De Ruyter conseilla au capitaine d'entrer dans le port de l'île Maurice par le côté opposé au vent; il lui donna nos dépêches, ainsi qu'un paquet de lettres. En échange, le capitaine fit passer sur notre bord une pipe de vin de Bordeaux, une pièce de cognac et une grande quantité de vivres.

La corvette vint nous rejoindre. Nous nous séparâmes du schooner, et nous continuâmes notre course vers Saint-Sébastien.

Quelques jours après, nous fîmes la rencontre de plusieurs vaisseaux arabes; ils avaient été pillés, et la plupart n'avaient plus à leur bord que de pauvres vieillards.
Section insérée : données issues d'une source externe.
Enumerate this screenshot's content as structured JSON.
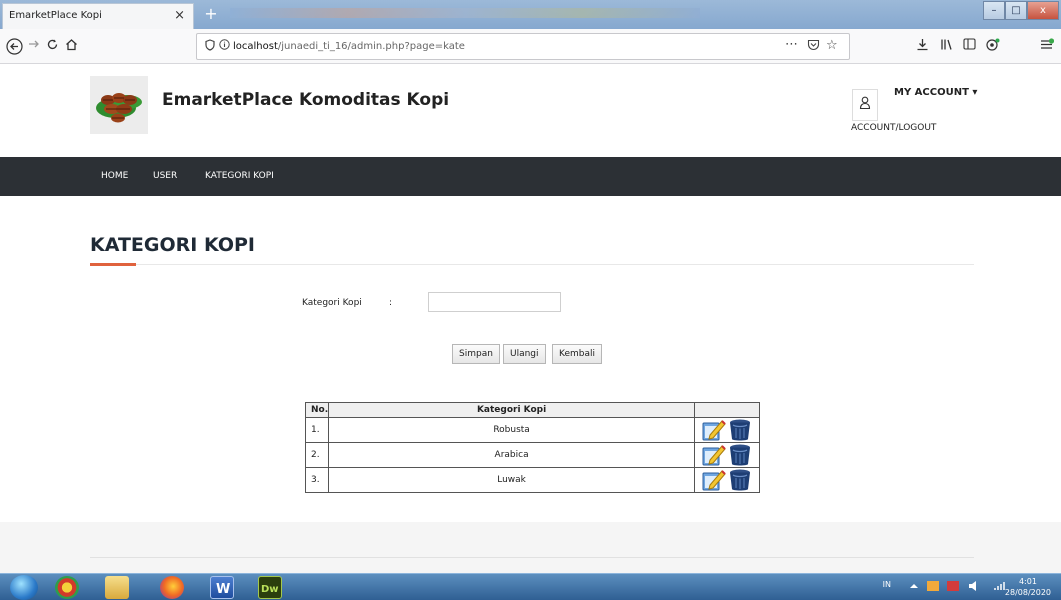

Cet outrage avait été commis par une flotte de dix-huit proas, montées chacune par une quarantaine d'hommes. Ces malheureux nous apprirent que la flotte se dirigeait vers les îles situées dans le canal de Mozambique.

Après une longue conférence avec le capitaine de la corvette, il fut décidé que, pendant l'absence d'une partie des pirates, nous ferions une descente sur Saint-Sébastien.

– Nous allons, dit de Ruyter, nous diriger vers ce repaire de brigands pendant la nuit; il nous sera facile de les surprendre, de détruire leurs fortifications, de brûler leur ville et d'emmener leurs prisonniers.

Ce plan d'attaque arrêté, la corvette nous donna deux canons de cuivre et quinze de ses soldats.

Aucun événement particulier ne troubla notre course, et nous arrivâmes bientôt en vue des montagnes de Madagascar. Des pêcheurs de baleines nous donnèrent toutes les informations dont nous avions besoin pour diriger savamment notre attaque.

À la faveur du crépuscule, de Ruyter nous pilota au travers d'un étroit canal dans la retraite, et vers minuit nous nous trouvâmes à l'est, près des rochers cachés par le cap placé entre la ville et nous.

La nuit était profondément obscure. Nous fîmes sortir nos bateaux, et nous débarquâmes cent trente soldats et marins, tous résolus et bien armés. Pour rendre justice et pour faire apprécier le caractère du capitaine français, je dois dire ici qu'il n'était point jaloux de la supériorité de de Ruyter; que non-seulement il la reconnaissait, mais encore qu'il avait insisté pour que ce dernier prît le commandement. Il ordonna donc à ses officiers d'obéir implicitement aux ordres du commandeur du grab, car il restait lui-même sur la corvette.

En débarquant, de Ruyter divisa ses hommes en trois parties, se réservant pour lui une troupe composée de cinquante hommes armés de mousquets et de baïonnettes. Le lieutenant français eut trente-cinq marins sous ses ordres, moi j'en reçus trente, et parmi ces hommes j'avais plusieurs Arabes de la compagnie favorite de de Ruyter.

Nous marchâmes ensemble jusqu'à ce que nous fûmes passés de l'autre côté du cap. Là, de Ruyter me dit de grimper sur les rochers et de faire le tour de la colline au pied de laquelle était située la ville; je ne devais m'arrêter qu'en me trouvant placé au-dessus de Saint-Sébastien. Le lieutenant continua sa course le long du rivage et se mit en face de moi; de Ruyter dirigea ses hommes en avant. Nous devions marcher aussi près que possible les uns des autres et prendre les précautions les plus minutieuses pour éviter d'être découverts. Il avait encore été convenu que nous devions jusqu'au point du jour rester en silence dans nos positions respectives, que le signal annonçant l'heure de l'attaque serait une roquette faite par de Ruyter.

Protégés par la solitude de la nuit, nous pouvions faire toutes les observations possibles, afin d'entrer facilement dans la ville, qui n'était défendue que par des murs de boue, et qui avait trois portes d'entrée. En prenant possession de ces trois portes, nous devions y laisser une partie de nos hommes, afin de les garder. Il fut ordonné de tuer ou de faire prisonnière toute personne qui essayerait de fuir. Si nous étions découverts et attaqués avant le signal, il fallait se replier sur de Ruyter.

– Ne tuez que les gens armés, avait encore dit notre commandant, et surtout évitez de faire aucun mal aux femmes, aux enfants et aux prisonniers.